Michaels' conclusions strike me as critical for the African-American community. We all know the sad statistics--blacks are far more likely than any other group in this country to be victimized by police or prosecutorial misconduct. So allowing Nifong to get away with his multiple violations of procedure in this case will set a dangerous precedent from which African-Americans almost certainly will suffer in the future.

I'm, obviously, not from Durham; and so pay special attention to message-board posts when people from the area talk about how their friends and neighbors are viewing the case. There's an interesting pattern: few, if any, seem to have been influenced by the widely condemned Times article. But many, especially in the African-American community, cite Michaels' work. It looks as if they understand that on the lacrosse case, readers are more likely to see quality journalism in the Wilmington Journal than in the New York Times.


Anonymous said...

This is your best post yet.

Cash Michaels is a critical voice in this case.
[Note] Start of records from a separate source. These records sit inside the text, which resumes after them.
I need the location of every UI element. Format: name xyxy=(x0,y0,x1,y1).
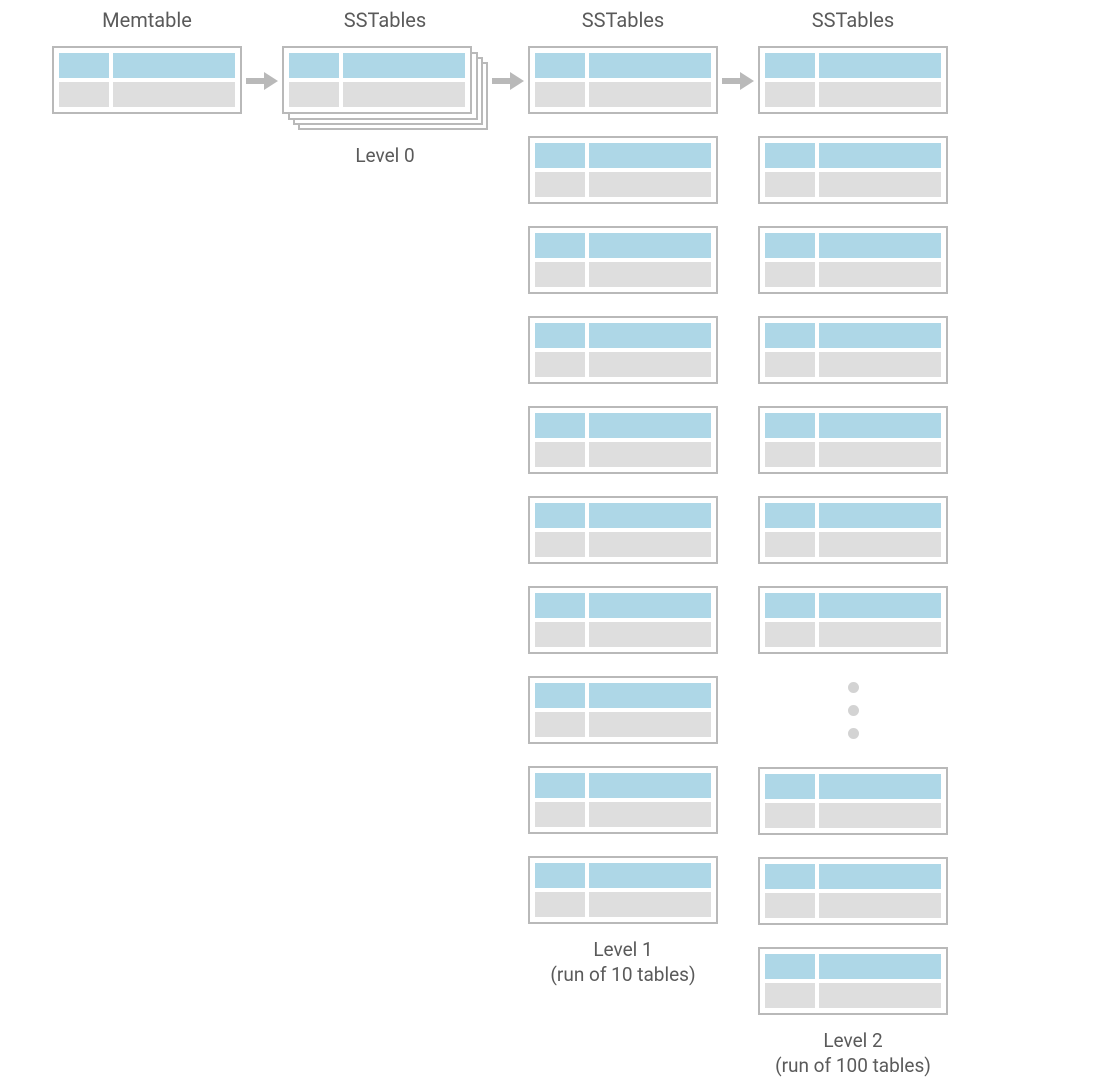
sstable-card xyxy=(282,46,472,114)
level1-caption-line1: Level 1 xyxy=(593,938,652,961)
sstable-card xyxy=(528,406,718,474)
arrow-slot-1: . xyxy=(242,8,282,91)
level2-caption-line1: Level 2 xyxy=(823,1029,882,1052)
memtable-card xyxy=(52,46,242,114)
level1-title: SSTables xyxy=(582,8,664,32)
level2-title: SSTables xyxy=(812,8,894,32)
ellipsis-dot-icon xyxy=(848,728,859,739)
sstable-card xyxy=(528,856,718,924)
column-memtable: Memtable xyxy=(52,8,242,114)
sstable-card xyxy=(528,496,718,564)
ellipsis-dots xyxy=(758,676,948,745)
column-level0: SSTables Level 0 xyxy=(282,8,488,169)
column-level1: SSTables Level 1 (run of 10 tables) xyxy=(528,8,718,987)
sstable-card xyxy=(758,316,948,384)
sstable-card xyxy=(758,46,948,114)
level1-tables xyxy=(528,46,718,924)
memtable-title: Memtable xyxy=(102,8,192,32)
sstable-card xyxy=(758,857,948,925)
arrow-right-icon xyxy=(246,71,278,91)
ellipsis-dot-icon xyxy=(848,705,859,716)
sstable-card xyxy=(528,226,718,294)
ellipsis-dot-icon xyxy=(848,682,859,693)
sstable-card xyxy=(528,316,718,384)
sstable-card xyxy=(528,766,718,834)
level0-stack xyxy=(282,46,488,130)
arrow-slot-3: . xyxy=(718,8,758,91)
sstable-card xyxy=(528,586,718,654)
level2-caption: Level 2 (run of 100 tables) xyxy=(775,1029,931,1078)
arrow-right-icon xyxy=(722,71,754,91)
sstable-card xyxy=(528,676,718,744)
sstable-card xyxy=(758,767,948,835)
arrow-right-icon xyxy=(492,71,524,91)
lsm-compaction-diagram: Memtable . SSTables xyxy=(52,8,948,1078)
arrow-slot-2: . xyxy=(488,8,528,91)
sstable-card xyxy=(758,226,948,294)
sstable-card xyxy=(758,947,948,1015)
level1-caption-line2: (run of 10 tables) xyxy=(550,963,695,986)
level0-title: SSTables xyxy=(344,8,426,32)
level1-caption: Level 1 (run of 10 tables) xyxy=(550,938,695,987)
sstable-card xyxy=(528,46,718,114)
sstable-card xyxy=(758,496,948,564)
sstable-card xyxy=(758,136,948,204)
sstable-card xyxy=(758,586,948,654)
sstable-card xyxy=(758,406,948,474)
level0-caption: Level 0 xyxy=(355,144,414,169)
level2-tables xyxy=(758,46,948,1015)
sstable-card xyxy=(528,136,718,204)
column-level2: SSTables Level 2 (run of 100 tables) xyxy=(758,8,948,1078)
level2-caption-line2: (run of 100 tables) xyxy=(775,1054,931,1077)
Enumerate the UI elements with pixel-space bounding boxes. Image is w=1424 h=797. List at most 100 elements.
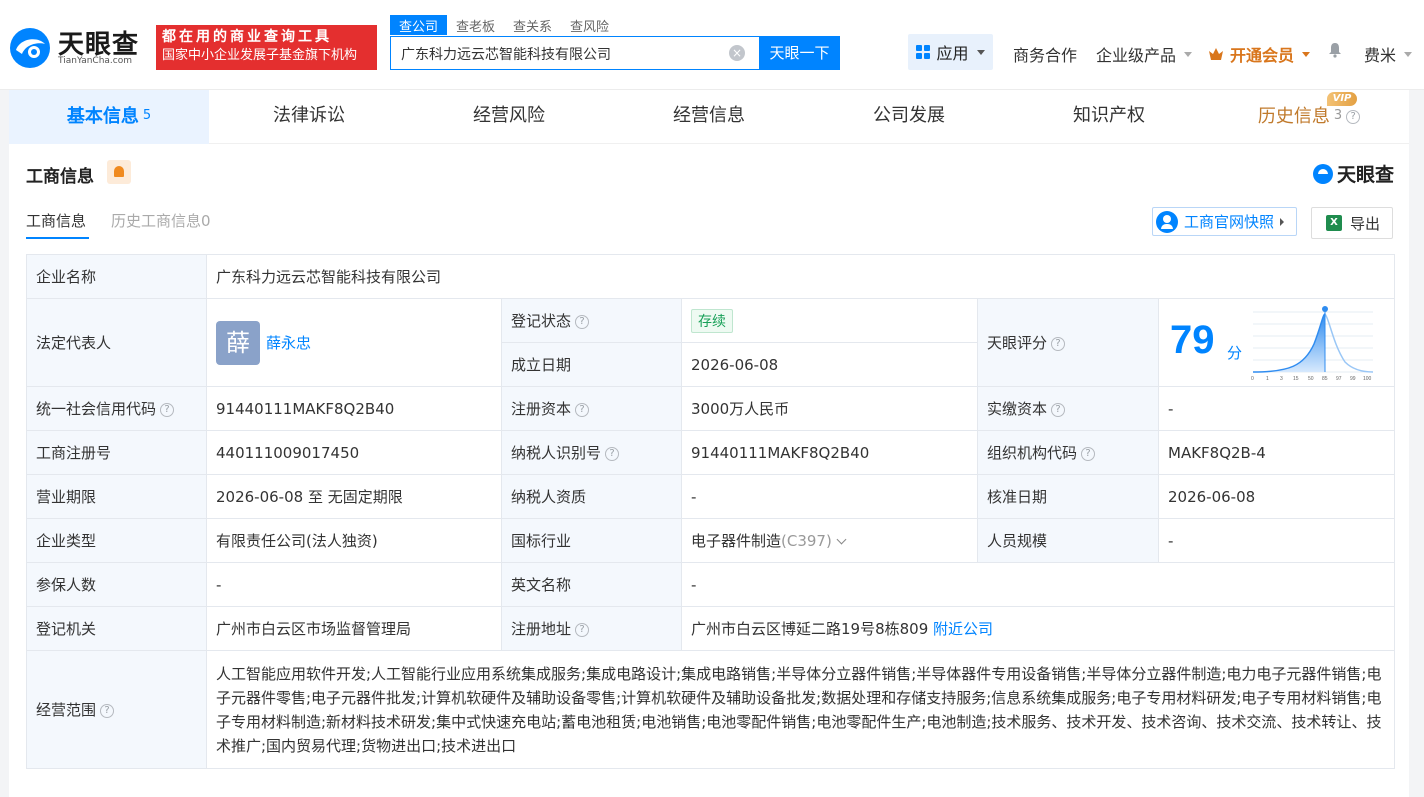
tab-intellectual-property[interactable]: 知识产权	[1009, 90, 1209, 144]
tab-legal[interactable]: 法律诉讼	[209, 90, 409, 144]
nav-business-cooperation[interactable]: 商务合作	[1013, 42, 1077, 66]
help-icon[interactable]: ?	[1346, 110, 1361, 124]
score-widget: 79 分 0 1 3 15 50 85 97 99 100	[1160, 300, 1394, 386]
search-tab-relation[interactable]: 查关系	[504, 15, 561, 35]
notification-button[interactable]	[1327, 42, 1343, 58]
value-legal-rep: 薛薛永忠	[206, 298, 502, 387]
chevron-down-icon	[976, 49, 985, 55]
label-legal-rep: 法定代表人	[26, 298, 207, 387]
value-reg-capital: 3000万人民币	[681, 386, 978, 431]
label-text: 注册地址	[511, 620, 572, 638]
label-text: 经营范围	[36, 701, 97, 719]
help-icon[interactable]: ?	[605, 446, 620, 461]
industry-name: 电子器件制造	[691, 532, 782, 550]
table-row: 工商注册号 440111009017450 纳税人识别号? 91440111MA…	[26, 430, 1396, 475]
label-score: 天眼评分?	[977, 298, 1159, 387]
label-text: 实缴资本	[987, 400, 1048, 418]
user-menu[interactable]: 费米	[1364, 42, 1413, 66]
nav-vip-open[interactable]: 开通会员	[1208, 42, 1311, 66]
label-type: 企业类型	[26, 518, 207, 563]
tick-label: 99	[1350, 376, 1356, 382]
search-button[interactable]: 天眼一下	[759, 36, 840, 70]
subtab-business-info[interactable]: 工商信息	[26, 210, 90, 239]
chevron-down-icon[interactable]	[836, 534, 847, 545]
help-icon[interactable]: ?	[575, 402, 590, 417]
crown-icon	[1209, 48, 1223, 60]
tick-label: 1	[1266, 376, 1269, 382]
nav-business-label: 商务合作	[1013, 46, 1078, 65]
help-icon[interactable]: ?	[160, 402, 175, 417]
clear-icon[interactable]: ×	[729, 45, 745, 61]
value-type: 有限责任公司(法人独资)	[206, 518, 502, 563]
legal-rep-link[interactable]: 薛永忠	[266, 334, 311, 352]
tick-label: 15	[1293, 376, 1299, 382]
tab-operation-info[interactable]: 经营信息	[609, 90, 809, 144]
label-address: 注册地址?	[501, 606, 682, 651]
value-reg-no: 440111009017450	[206, 430, 502, 475]
tab-basic-info[interactable]: 基本信息 5	[9, 90, 209, 144]
industry-code: (C397)	[781, 532, 832, 550]
vip-badge: VIP	[1327, 92, 1357, 106]
score-number: 79	[1170, 317, 1215, 362]
official-snapshot-button[interactable]: 工商官网快照	[1152, 207, 1297, 236]
label-approve-date: 核准日期	[977, 474, 1159, 519]
value-term: 2026-06-08 至 无固定期限	[206, 474, 502, 519]
slogan-line2: 国家中小企业发展子基金旗下机构	[162, 48, 358, 63]
tab-label: 经营信息	[673, 105, 745, 126]
chevron-down-icon	[1302, 51, 1311, 57]
help-icon[interactable]: ?	[1051, 402, 1066, 417]
table-row: 登记机关 广州市白云区市场监督管理局 注册地址? 广州市白云区博延二路19号8栋…	[26, 606, 1396, 651]
tick-label: 50	[1308, 376, 1314, 382]
label-taxpayer-id: 纳税人识别号?	[501, 430, 682, 475]
help-icon[interactable]: ?	[1081, 446, 1096, 461]
label-text: 组织机构代码	[987, 444, 1078, 462]
apps-menu-button[interactable]: 应用	[908, 34, 993, 70]
table-row: 营业期限 2026-06-08 至 无固定期限 纳税人资质 - 核准日期 202…	[26, 474, 1396, 519]
help-icon[interactable]: ?	[1051, 336, 1066, 351]
slogan-line1: 都在用的商业查询工具	[162, 29, 332, 45]
value-founded: 2026-06-08	[681, 342, 978, 387]
tab-company-development[interactable]: 公司发展	[809, 90, 1009, 144]
tick-label: 0	[1251, 376, 1254, 382]
label-reg-no: 工商注册号	[26, 430, 207, 475]
tab-count: 3	[1333, 108, 1343, 123]
chevron-down-icon	[1184, 51, 1193, 57]
label-staff: 人员规模	[977, 518, 1159, 563]
snapshot-label: 工商官网快照	[1184, 213, 1275, 231]
value-scope: 人工智能应用软件开发;人工智能行业应用系统集成服务;集成电路设计;集成电路销售;…	[205, 650, 1396, 769]
chevron-down-icon	[1404, 51, 1413, 57]
export-button[interactable]: X 导出	[1311, 207, 1393, 239]
value-credit-code: 91440111MAKF8Q2B40	[206, 386, 502, 431]
tab-operation-risk[interactable]: 经营风险	[409, 90, 609, 144]
search-tab-risk[interactable]: 查风险	[561, 15, 618, 35]
tab-label: 法律诉讼	[273, 105, 345, 126]
value-industry[interactable]: 电子器件制造(C397)	[681, 518, 978, 563]
search-tab-boss[interactable]: 查老板	[447, 15, 504, 35]
monitor-bell-icon[interactable]	[107, 160, 131, 184]
tab-label: 经营风险	[473, 105, 545, 126]
brand-logo[interactable]: 天眼查 TianYanCha.com	[8, 24, 148, 70]
chevron-right-icon	[1280, 217, 1285, 226]
label-english-name: 英文名称	[501, 562, 682, 607]
value-score[interactable]: 79 分 0 1 3 15 50 85 97 99 100	[1157, 298, 1396, 387]
export-label: 导出	[1350, 214, 1381, 233]
nav-enterprise-products[interactable]: 企业级产品	[1096, 42, 1193, 66]
search-tab-company[interactable]: 查公司	[390, 15, 448, 35]
label-status: 登记状态?	[501, 298, 682, 343]
search-input[interactable]: 广东科力远云芯智能科技有限公司 ×	[390, 36, 760, 70]
value-taxpayer-id: 91440111MAKF8Q2B40	[681, 430, 978, 475]
avatar[interactable]: 薛	[216, 320, 260, 365]
label-authority: 登记机关	[26, 606, 207, 651]
apps-label: 应用	[936, 44, 969, 63]
value-status: 存续	[681, 298, 978, 343]
help-icon[interactable]: ?	[575, 314, 590, 329]
nearby-companies-link[interactable]: 附近公司	[933, 620, 993, 638]
help-icon[interactable]: ?	[100, 703, 115, 718]
tick-label: 3	[1280, 376, 1283, 382]
help-icon[interactable]: ?	[575, 622, 590, 637]
label-reg-capital: 注册资本?	[501, 386, 682, 431]
subtab-history-business-info[interactable]: 历史工商信息0	[111, 210, 211, 231]
tab-history-info[interactable]: VIP 历史信息 3?	[1209, 90, 1409, 144]
label-text: 注册资本	[511, 400, 572, 418]
value-insured: -	[206, 562, 502, 607]
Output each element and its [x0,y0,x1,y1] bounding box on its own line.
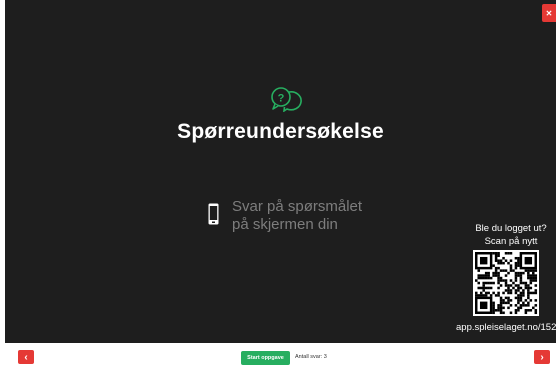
answer-count: Antall svar: 3 [295,354,327,360]
previous-button[interactable]: ‹ [18,350,34,364]
qr-code [473,250,539,316]
instruction-line-2: på skjermen din [232,216,338,233]
instruction-line-1: Svar på spørsmålet [232,198,363,215]
chat-question-icon: ? [271,87,302,112]
relogin-line-2: Scan på nytt [484,236,538,247]
app-url: app.spleiselaget.no/15213 [456,322,556,333]
page-title: Spørreundersøkelse [177,120,384,143]
next-button[interactable]: › [534,350,550,364]
start-task-button[interactable]: Start oppgave [241,351,290,365]
relogin-prompt: Ble du logget ut? Scan på nytt [463,222,556,248]
close-icon[interactable]: ✕ [542,4,556,22]
instruction-text: Svar på spørsmålet på skjermen din [232,198,362,234]
phone-icon [208,203,219,225]
presentation-stage: ✕ ? Spørreundersøkelse Svar på spørsmåle… [5,0,556,343]
relogin-line-1: Ble du logget ut? [475,223,547,234]
svg-text:?: ? [278,93,285,105]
His abandonment of Nifong will pretty much seal the monstrous DA's fate.

Anonymous said...

I wish I knew how to e-mail Cash because he'll probably never read this comment and I might not find my way back here to see if he replies.

Anyway, I'd like to commend him for keeping an open mind about this case and rejecting what were apparently his initial conclusions about what happened and who was to blame.

Primacy, as I understand it, relates to the strong tendency for people to continue to believe something that they first believe. It causes you to ignore information that conflicts with your initial belief and to view ambiguous information as being consistent with that initial belief.

Cash seems to have overcome the influence of primacy and I think he should be commended for that.

Anonymous said...

your problem KC is that you are definitely not in durham and do not know what is being said in the black community(or the white one either). cash micheals has lost a lot of credibility with his core audience when he jumped ship and is now spinning for the defense. he has admitted on a local message board to have ties to cheshire and word is that he was paid off to help the defense. you will see just how much credibility cash has on election day.